KimDaBa does provide other ways of sorting images. The "Folder" line will yield a flattened, directory-oriented view. Users can assign three types of tags to images: "persons," "locations," and "keywords." There is a separate view for each type of tag, allowing quick access to all photos of a specific person, taken in a specific place, or with a given keyword attached to it. The "search" line pops up a dialog which enables a search for a combination of tags. There is also the ability to look at all images within a given date range - but the date filtering does not work in conjunction with the tags.
Clicking on an image pops up a window with the full image view. The image window has options for assigning tags to images and for performing rotation; there is no way to do rotation from the thumbnail view. There is also a button on the properties window which will delete the image. Amusingly, KimDaBa offers a "draw on image" option; it allows the user to add arrows, circles, and squares (in black only) to the picture. It is not clear how this capability would be useful.
KimDaBa does not provide a way to get at an image's EXIF information, though it is able to use the date found there. In fact, the application will not even display an image's resolution; there seems to be no way to get that information. There is also no option to resize an image.
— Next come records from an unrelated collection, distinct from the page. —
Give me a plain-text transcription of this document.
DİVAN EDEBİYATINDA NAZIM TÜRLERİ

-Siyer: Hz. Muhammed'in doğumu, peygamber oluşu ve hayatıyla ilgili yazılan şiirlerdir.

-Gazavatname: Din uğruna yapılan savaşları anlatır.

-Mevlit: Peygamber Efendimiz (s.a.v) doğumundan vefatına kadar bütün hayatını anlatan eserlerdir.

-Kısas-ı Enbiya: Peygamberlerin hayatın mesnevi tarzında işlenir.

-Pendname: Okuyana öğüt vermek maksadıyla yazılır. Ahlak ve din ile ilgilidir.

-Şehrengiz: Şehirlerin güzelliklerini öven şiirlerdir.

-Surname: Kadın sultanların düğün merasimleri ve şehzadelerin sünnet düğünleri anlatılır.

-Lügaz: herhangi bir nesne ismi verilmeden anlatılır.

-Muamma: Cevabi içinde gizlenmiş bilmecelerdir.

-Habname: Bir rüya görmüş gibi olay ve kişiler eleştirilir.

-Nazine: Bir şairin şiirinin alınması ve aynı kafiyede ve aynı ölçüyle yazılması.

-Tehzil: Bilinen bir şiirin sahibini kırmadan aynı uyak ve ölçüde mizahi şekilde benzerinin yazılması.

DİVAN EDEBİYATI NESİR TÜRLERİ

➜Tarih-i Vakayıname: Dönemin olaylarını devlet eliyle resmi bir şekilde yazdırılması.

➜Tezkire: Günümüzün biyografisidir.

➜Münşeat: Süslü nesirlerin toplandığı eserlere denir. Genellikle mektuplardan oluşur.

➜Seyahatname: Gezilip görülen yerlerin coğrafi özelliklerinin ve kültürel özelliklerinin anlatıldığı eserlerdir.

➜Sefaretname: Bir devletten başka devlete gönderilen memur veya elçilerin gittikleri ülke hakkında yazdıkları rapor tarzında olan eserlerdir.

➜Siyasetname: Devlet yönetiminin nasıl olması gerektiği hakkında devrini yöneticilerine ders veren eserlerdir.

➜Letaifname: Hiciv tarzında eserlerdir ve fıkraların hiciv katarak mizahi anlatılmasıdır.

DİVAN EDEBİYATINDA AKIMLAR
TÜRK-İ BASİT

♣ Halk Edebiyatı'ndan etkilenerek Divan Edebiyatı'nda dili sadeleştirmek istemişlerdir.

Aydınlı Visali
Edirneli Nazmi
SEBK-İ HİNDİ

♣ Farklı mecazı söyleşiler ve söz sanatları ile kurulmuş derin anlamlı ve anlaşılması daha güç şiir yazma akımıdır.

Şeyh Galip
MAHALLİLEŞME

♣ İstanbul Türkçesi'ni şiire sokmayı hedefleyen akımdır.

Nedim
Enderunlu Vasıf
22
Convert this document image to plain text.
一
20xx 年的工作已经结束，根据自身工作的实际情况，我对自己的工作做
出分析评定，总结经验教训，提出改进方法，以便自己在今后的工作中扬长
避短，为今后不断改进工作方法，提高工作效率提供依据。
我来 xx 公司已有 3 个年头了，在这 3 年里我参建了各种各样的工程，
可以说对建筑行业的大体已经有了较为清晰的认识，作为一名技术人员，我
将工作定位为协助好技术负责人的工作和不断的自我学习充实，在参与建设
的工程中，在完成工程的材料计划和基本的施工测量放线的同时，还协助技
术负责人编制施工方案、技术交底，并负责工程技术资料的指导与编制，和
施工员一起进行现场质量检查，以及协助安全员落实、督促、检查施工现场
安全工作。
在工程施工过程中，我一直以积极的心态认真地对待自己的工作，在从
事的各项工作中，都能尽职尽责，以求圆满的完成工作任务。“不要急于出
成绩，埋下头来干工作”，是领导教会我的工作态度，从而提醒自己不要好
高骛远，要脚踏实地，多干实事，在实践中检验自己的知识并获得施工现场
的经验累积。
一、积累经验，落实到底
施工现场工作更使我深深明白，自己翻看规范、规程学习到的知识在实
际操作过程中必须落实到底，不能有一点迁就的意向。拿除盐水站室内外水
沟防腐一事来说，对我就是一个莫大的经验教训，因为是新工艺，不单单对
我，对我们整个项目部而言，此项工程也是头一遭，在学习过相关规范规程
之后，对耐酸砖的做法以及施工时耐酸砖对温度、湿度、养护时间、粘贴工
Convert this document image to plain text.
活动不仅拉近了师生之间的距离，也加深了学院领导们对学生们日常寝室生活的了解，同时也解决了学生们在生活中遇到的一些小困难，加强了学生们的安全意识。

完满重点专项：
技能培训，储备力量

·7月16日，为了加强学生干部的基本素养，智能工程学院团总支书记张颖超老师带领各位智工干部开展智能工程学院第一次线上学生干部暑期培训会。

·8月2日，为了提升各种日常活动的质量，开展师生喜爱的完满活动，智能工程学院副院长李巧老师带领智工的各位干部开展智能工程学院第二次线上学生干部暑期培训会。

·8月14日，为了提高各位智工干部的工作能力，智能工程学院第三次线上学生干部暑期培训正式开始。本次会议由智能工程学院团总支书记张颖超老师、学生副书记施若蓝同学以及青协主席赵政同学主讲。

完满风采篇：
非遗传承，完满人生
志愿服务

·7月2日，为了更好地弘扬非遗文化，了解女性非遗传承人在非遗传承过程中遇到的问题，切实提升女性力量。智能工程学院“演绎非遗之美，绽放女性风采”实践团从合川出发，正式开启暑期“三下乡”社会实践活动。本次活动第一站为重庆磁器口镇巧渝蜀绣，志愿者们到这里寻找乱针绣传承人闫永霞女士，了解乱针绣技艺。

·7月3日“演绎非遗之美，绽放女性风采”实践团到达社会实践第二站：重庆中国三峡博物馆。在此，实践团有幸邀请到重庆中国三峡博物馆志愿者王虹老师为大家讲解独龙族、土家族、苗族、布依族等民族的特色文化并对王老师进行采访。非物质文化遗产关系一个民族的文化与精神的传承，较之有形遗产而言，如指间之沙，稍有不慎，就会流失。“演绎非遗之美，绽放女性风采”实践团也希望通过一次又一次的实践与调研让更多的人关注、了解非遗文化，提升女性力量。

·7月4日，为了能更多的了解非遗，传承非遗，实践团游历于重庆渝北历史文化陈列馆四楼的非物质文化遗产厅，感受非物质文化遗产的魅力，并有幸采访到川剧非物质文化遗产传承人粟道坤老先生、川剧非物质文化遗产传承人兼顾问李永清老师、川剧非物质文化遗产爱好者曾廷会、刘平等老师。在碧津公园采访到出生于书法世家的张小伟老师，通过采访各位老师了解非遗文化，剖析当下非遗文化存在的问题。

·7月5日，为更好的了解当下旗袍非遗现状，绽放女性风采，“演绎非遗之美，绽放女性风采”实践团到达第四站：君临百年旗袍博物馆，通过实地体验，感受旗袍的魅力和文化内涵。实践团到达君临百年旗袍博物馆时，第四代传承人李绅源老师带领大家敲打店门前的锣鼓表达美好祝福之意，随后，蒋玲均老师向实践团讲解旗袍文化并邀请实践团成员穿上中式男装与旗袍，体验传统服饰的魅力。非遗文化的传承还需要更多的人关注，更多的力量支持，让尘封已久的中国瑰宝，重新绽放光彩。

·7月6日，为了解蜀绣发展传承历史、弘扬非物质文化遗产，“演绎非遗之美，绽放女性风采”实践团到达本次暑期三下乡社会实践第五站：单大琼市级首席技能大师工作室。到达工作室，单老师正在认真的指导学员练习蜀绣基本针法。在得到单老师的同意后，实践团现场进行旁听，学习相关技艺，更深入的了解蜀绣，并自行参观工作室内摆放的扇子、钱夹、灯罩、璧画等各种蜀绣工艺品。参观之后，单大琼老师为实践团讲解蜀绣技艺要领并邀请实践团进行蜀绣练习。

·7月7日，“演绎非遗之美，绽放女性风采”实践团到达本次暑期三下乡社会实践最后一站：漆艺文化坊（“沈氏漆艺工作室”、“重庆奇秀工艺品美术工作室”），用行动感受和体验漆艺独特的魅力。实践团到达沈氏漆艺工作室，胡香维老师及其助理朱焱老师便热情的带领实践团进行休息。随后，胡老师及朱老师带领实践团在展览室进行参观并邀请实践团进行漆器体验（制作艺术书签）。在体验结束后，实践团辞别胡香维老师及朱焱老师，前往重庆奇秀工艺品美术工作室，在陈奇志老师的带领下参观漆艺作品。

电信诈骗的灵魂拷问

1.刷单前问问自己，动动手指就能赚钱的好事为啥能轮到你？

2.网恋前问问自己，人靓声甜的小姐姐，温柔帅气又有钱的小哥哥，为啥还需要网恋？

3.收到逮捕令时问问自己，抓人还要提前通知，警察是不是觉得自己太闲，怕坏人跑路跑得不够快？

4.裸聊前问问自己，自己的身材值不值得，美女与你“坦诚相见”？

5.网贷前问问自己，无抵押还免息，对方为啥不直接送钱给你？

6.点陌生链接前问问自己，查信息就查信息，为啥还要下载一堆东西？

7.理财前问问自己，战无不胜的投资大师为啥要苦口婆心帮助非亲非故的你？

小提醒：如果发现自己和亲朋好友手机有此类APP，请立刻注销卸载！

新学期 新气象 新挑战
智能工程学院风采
There is a bizarre "lock images" function which causes the application to refuse to display them until the password is entered. Said password, as it turns out, is stored, in plain text, in the "index.xml" file. It would be better to leave out this sort of option; all it provides is a false feeling of security.
KimDaBa offers no printing options at all, no web page export, and no CD burning. There is an export operation; it creates a special file which can be imported into KimDaBa running on another system.
Work continues on KimDaBa; it appears that version 2.1 will include a plugin mechanism (presumably for image editing functions) and a date bar similar to the one provided by f-spot.
One application which your editor was unable to make work is imgSeek. It is a Python program; its unique feature is the ability to look for images which are similar to a drawing made by the user. Version 0.8.4 of imgSeek was released in September, 2004; development seems to be quite slow since then. The version of imgSeek in Debian sid does not run as of this writing. Your editor hopes that imgSeek is able to move forward; this application's developers are trying to do some interesting things.
In general, there is a lot going on in this area. Clearly the time has come for the free software world to produce some high-quality image management applications.
That said, none of the tools reviewed here can truly be said to be complete, and your editor will resist the temptation to pick a "winner" from the set. Printing support is, perhaps, the weakest area at the moment; Linux now has the capability to provide a great deal of control over printing, but the image managers are not yet using it. Still, the applications reviewed here have reached the point where they are useful tools. It will be fun to see where they go from here.